Mettenleiter zu Besuch im Kehler Rathaus

OB Toni Vetrano und Landtagskandidat Bernd Mettenleiter tauschten sich aus.

Das Abwärmeprojekt der Badischen Stahlwerke war zentrales Gesprächsthema bei einem Treffen von Bernd Mettenleiter, Landtagskandidat der Grünen im Wahlkreis Kehl und OB Vetrano. „Dieses Projekt trägt maßgeblich dazu bei, die Klimaschutzziele der Stadt Kehl zu verwirklichen. Neben dem CO2-Einsparpotential freut mich ebenso, dass dabei erneut beispielhafte grenzüberschreitende Partnerschaften entstehen“ so das Kehler Stadtoberhaupt.
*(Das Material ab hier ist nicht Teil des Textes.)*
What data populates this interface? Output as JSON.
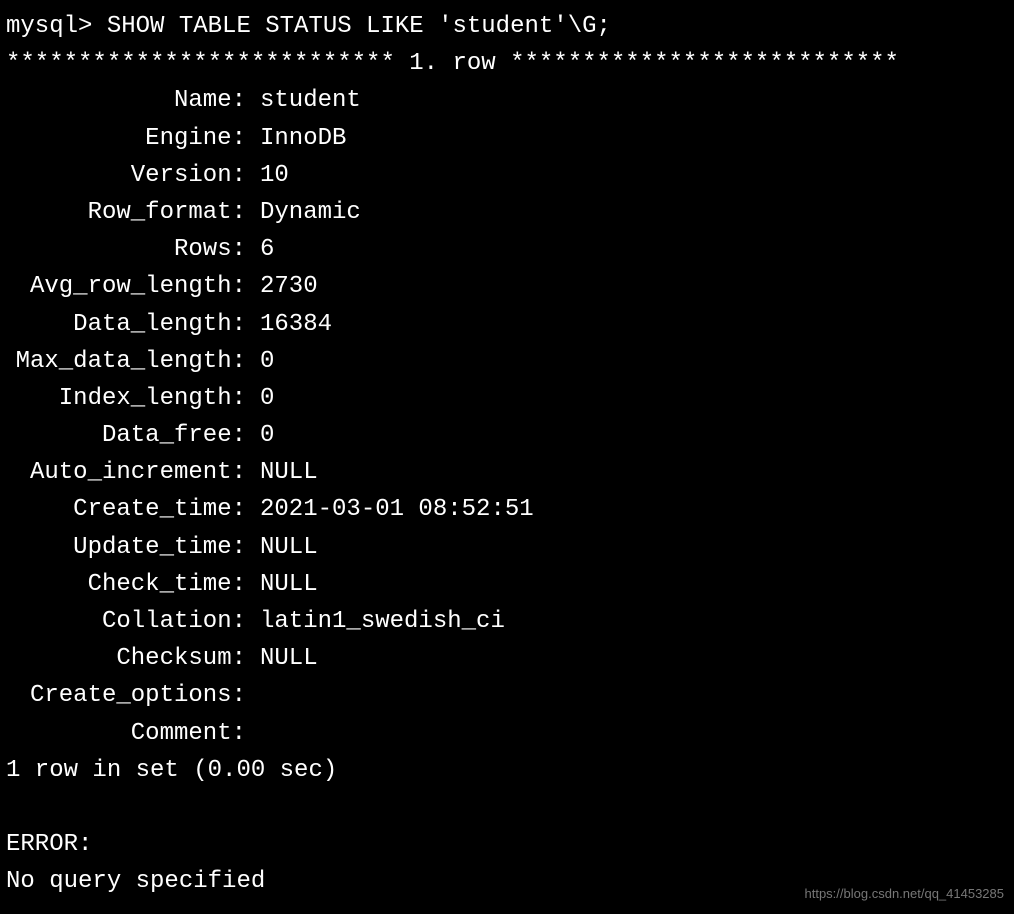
{
  "prompt": "mysql> SHOW TABLE STATUS LIKE 'student'\\G;",
  "row_header": "*************************** 1. row ***************************",
  "fields": [
    {
      "label": "Name:",
      "value": "student"
    },
    {
      "label": "Engine:",
      "value": "InnoDB"
    },
    {
      "label": "Version:",
      "value": "10"
    },
    {
      "label": "Row_format:",
      "value": "Dynamic"
    },
    {
      "label": "Rows:",
      "value": "6"
    },
    {
      "label": "Avg_row_length:",
      "value": "2730"
    },
    {
      "label": "Data_length:",
      "value": "16384"
    },
    {
      "label": "Max_data_length:",
      "value": "0"
    },
    {
      "label": "Index_length:",
      "value": "0"
    },
    {
      "label": "Data_free:",
      "value": "0"
    },
    {
      "label": "Auto_increment:",
      "value": "NULL"
    },
    {
      "label": "Create_time:",
      "value": "2021-03-01 08:52:51"
    },
    {
      "label": "Update_time:",
      "value": "NULL"
    },
    {
      "label": "Check_time:",
      "value": "NULL"
    },
    {
      "label": "Collation:",
      "value": "latin1_swedish_ci"
    },
    {
      "label": "Checksum:",
      "value": "NULL"
    },
    {
      "label": "Create_options:",
      "value": ""
    },
    {
      "label": "Comment:",
      "value": ""
    }
  ],
  "summary": "1 row in set (0.00 sec)",
  "error_label": "ERROR:",
  "error_message": "No query specified",
  "watermark": "https://blog.csdn.net/qq_41453285"
}
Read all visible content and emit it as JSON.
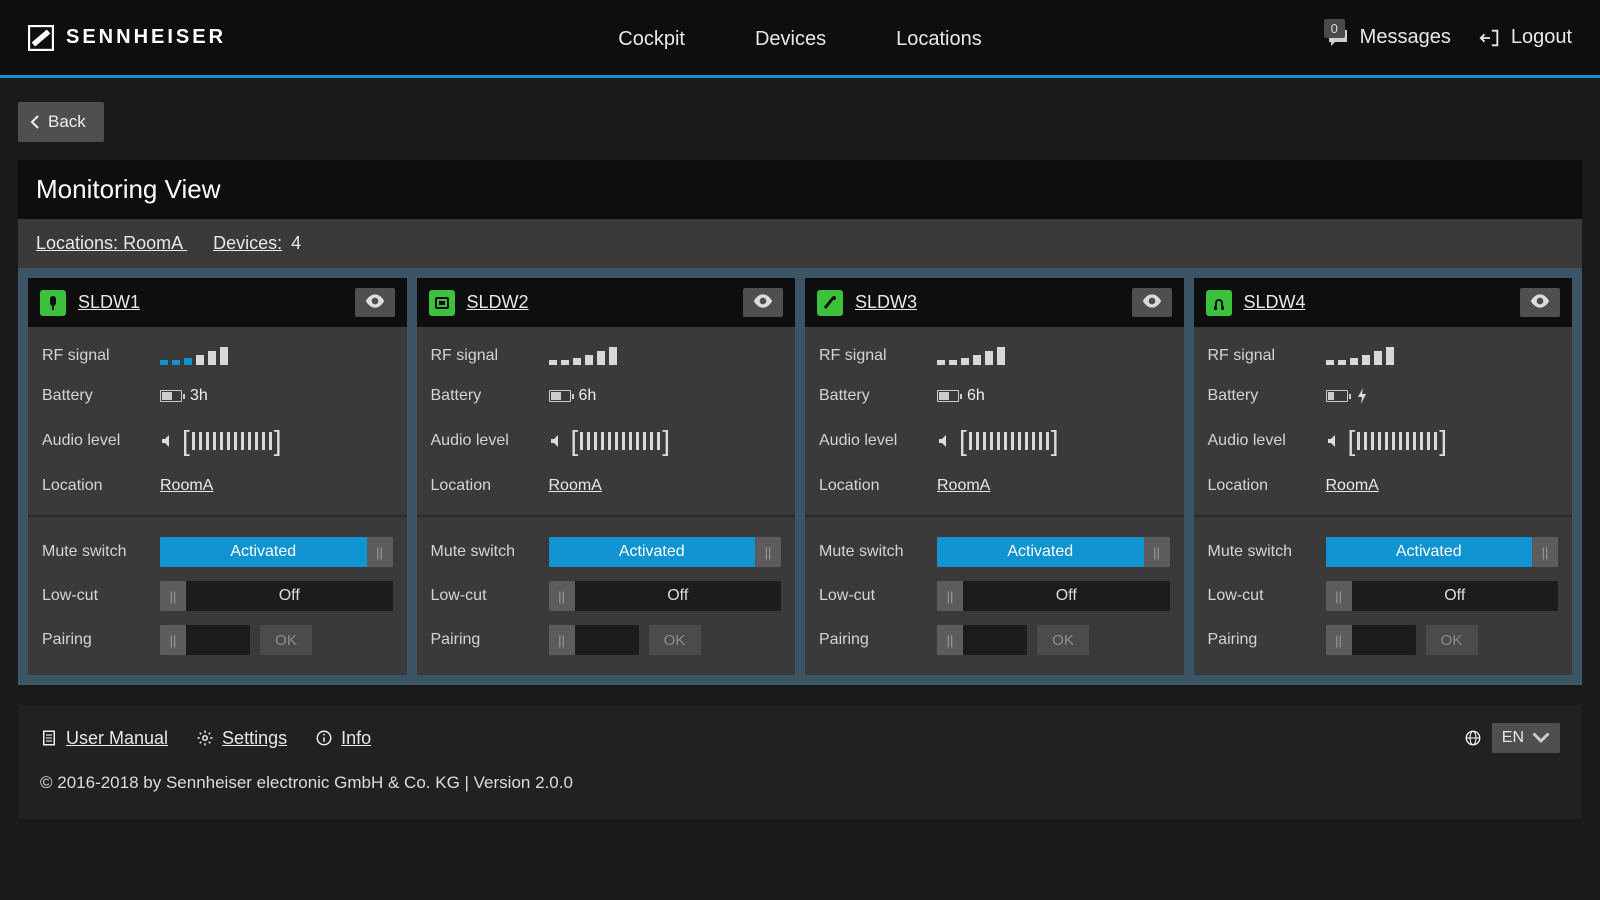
{
  "brand": "SENNHEISER",
  "nav": {
    "cockpit": "Cockpit",
    "devices": "Devices",
    "locations": "Locations"
  },
  "top": {
    "messages": "Messages",
    "msg_count": "0",
    "logout": "Logout"
  },
  "back": "Back",
  "page_title": "Monitoring View",
  "crumb": {
    "locations_label": "Locations:",
    "location_value": "RoomA",
    "devices_label": "Devices:",
    "devices_count": "4"
  },
  "labels": {
    "rf": "RF signal",
    "battery": "Battery",
    "audio": "Audio level",
    "location": "Location",
    "mute": "Mute switch",
    "lowcut": "Low-cut",
    "pairing": "Pairing",
    "ok": "OK"
  },
  "toggle_text": {
    "activated": "Activated",
    "off": "Off"
  },
  "devices": [
    {
      "name": "SLDW1",
      "battery": "3h",
      "location": "RoomA",
      "rf_on": 3,
      "charging": false,
      "mute": "Activated",
      "lowcut": "Off"
    },
    {
      "name": "SLDW2",
      "battery": "6h",
      "location": "RoomA",
      "rf_on": 0,
      "charging": false,
      "mute": "Activated",
      "lowcut": "Off"
    },
    {
      "name": "SLDW3",
      "battery": "6h",
      "location": "RoomA",
      "rf_on": 0,
      "charging": false,
      "mute": "Activated",
      "lowcut": "Off"
    },
    {
      "name": "SLDW4",
      "battery": "",
      "location": "RoomA",
      "rf_on": 0,
      "charging": true,
      "mute": "Activated",
      "lowcut": "Off"
    }
  ],
  "footer": {
    "manual": "User Manual",
    "settings": "Settings",
    "info": "Info",
    "lang": "EN",
    "copyright": "© 2016-2018 by Sennheiser electronic GmbH & Co. KG | Version 2.0.0"
  }
}
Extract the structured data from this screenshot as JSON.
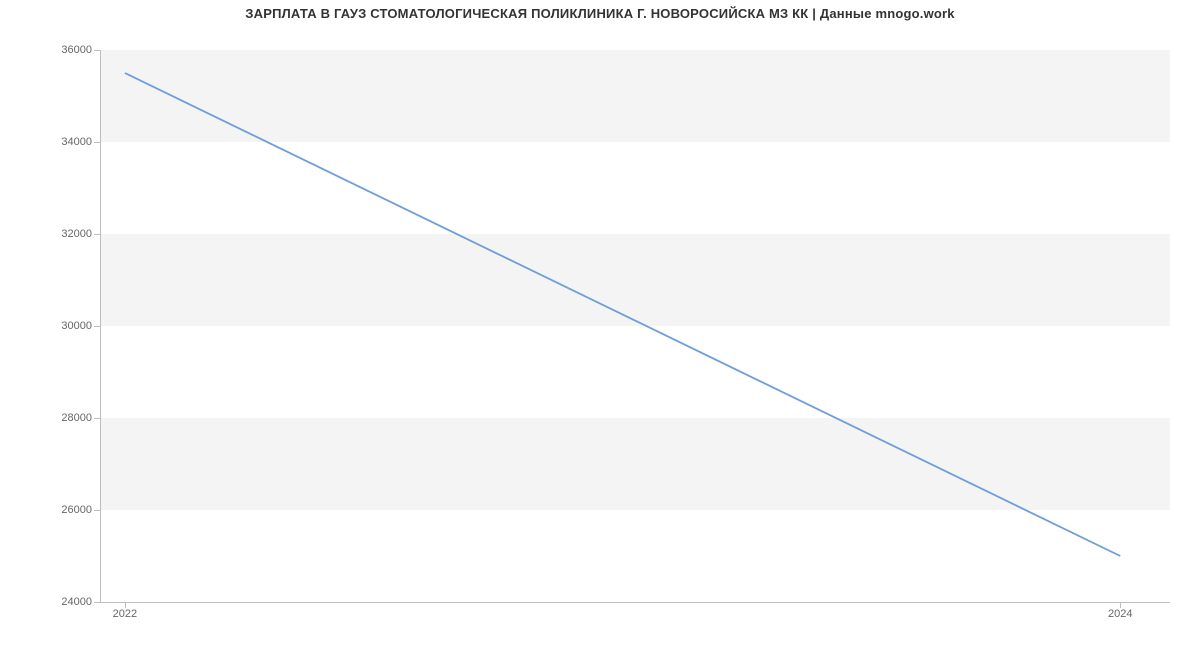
{
  "chart_data": {
    "type": "line",
    "title": "ЗАРПЛАТА В ГАУЗ СТОМАТОЛОГИЧЕСКАЯ ПОЛИКЛИНИКА Г. НОВОРОСИЙСКА МЗ КК | Данные mnogo.work",
    "x": [
      2022,
      2024
    ],
    "values": [
      35500,
      25000
    ],
    "x_ticks": [
      2022,
      2024
    ],
    "y_ticks": [
      24000,
      26000,
      28000,
      30000,
      32000,
      34000,
      36000
    ],
    "xlim": [
      2021.95,
      2024.1
    ],
    "ylim": [
      24000,
      36000
    ],
    "line_color": "#6f9ddb",
    "band_color": "#f4f4f4"
  }
}
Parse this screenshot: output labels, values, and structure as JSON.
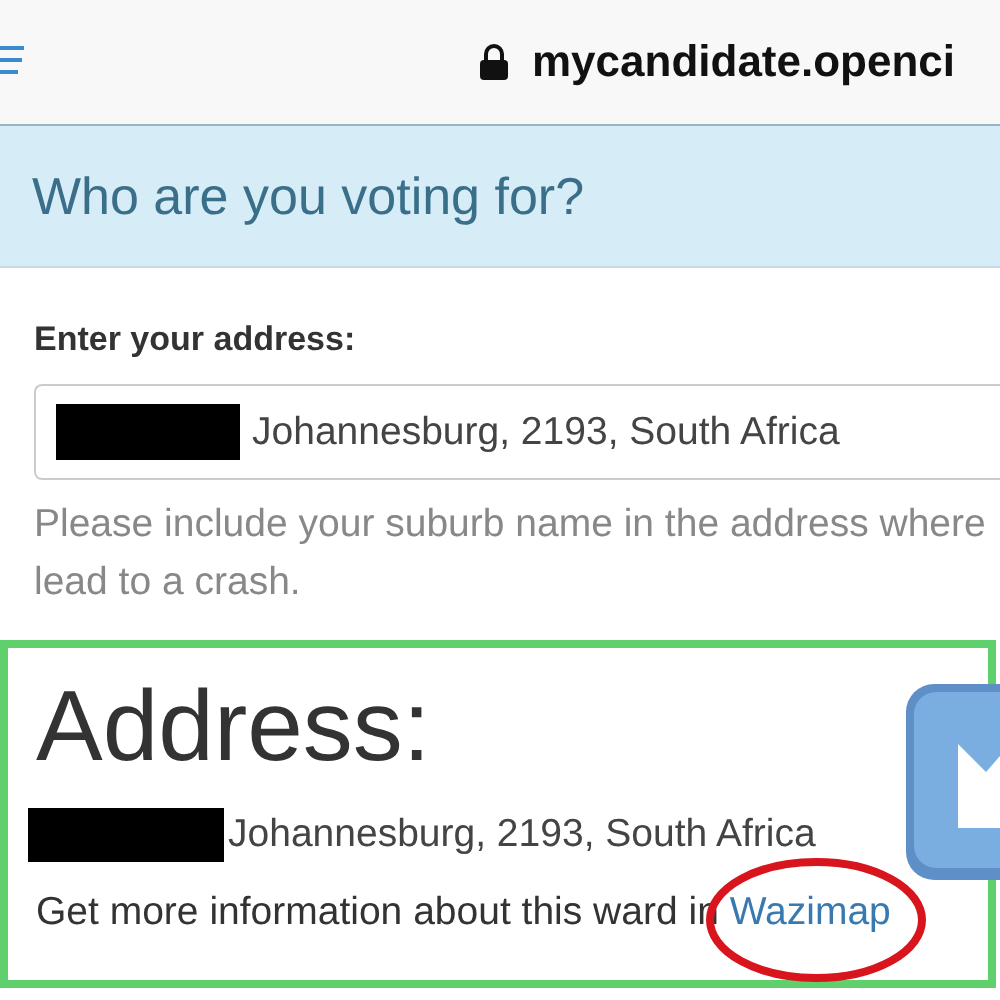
{
  "browser_bar": {
    "url": "mycandidate.openci"
  },
  "banner": {
    "title": "Who are you voting for?"
  },
  "address_form": {
    "label": "Enter your address:",
    "value": "Johannesburg, 2193, South Africa",
    "hint_lines": [
      "Please include your suburb name in the address where",
      "lead to a crash."
    ]
  },
  "result": {
    "heading": "Address:",
    "address": "Johannesburg, 2193, South Africa",
    "info_text": "Get more information about this ward in",
    "link": "Wazimap"
  }
}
Für den 49-jahrigen Acherner Gymnasiallehrer, der ebenfalls wie Vetrano im Kreisrat vertreten ist, „darf die Grenze beim Klimaschutz keine Rolle spielen, denn der Klimawandel selbst kennt auch keine Grenzen“. Mettenleiter versprach, sich im Falle eines Mandats in Stuttgart für das Modellprojekt stark zu machen. „Darüber hinaus müssen wir nun in der Ortenau verstärkt die Chancen für eine nachhaltige regionale Entwicklung nutzen, die sich seit der Wahl einer grünen Oberbürgermeisterin in Straßburg bieten“ so Mettenleiter weiter. Vetrano sagte hierzu, seine Amtskollegin Barseghian wolle die gute Zusammenarbeit zwischen Kehl und Straßburg vertiefen.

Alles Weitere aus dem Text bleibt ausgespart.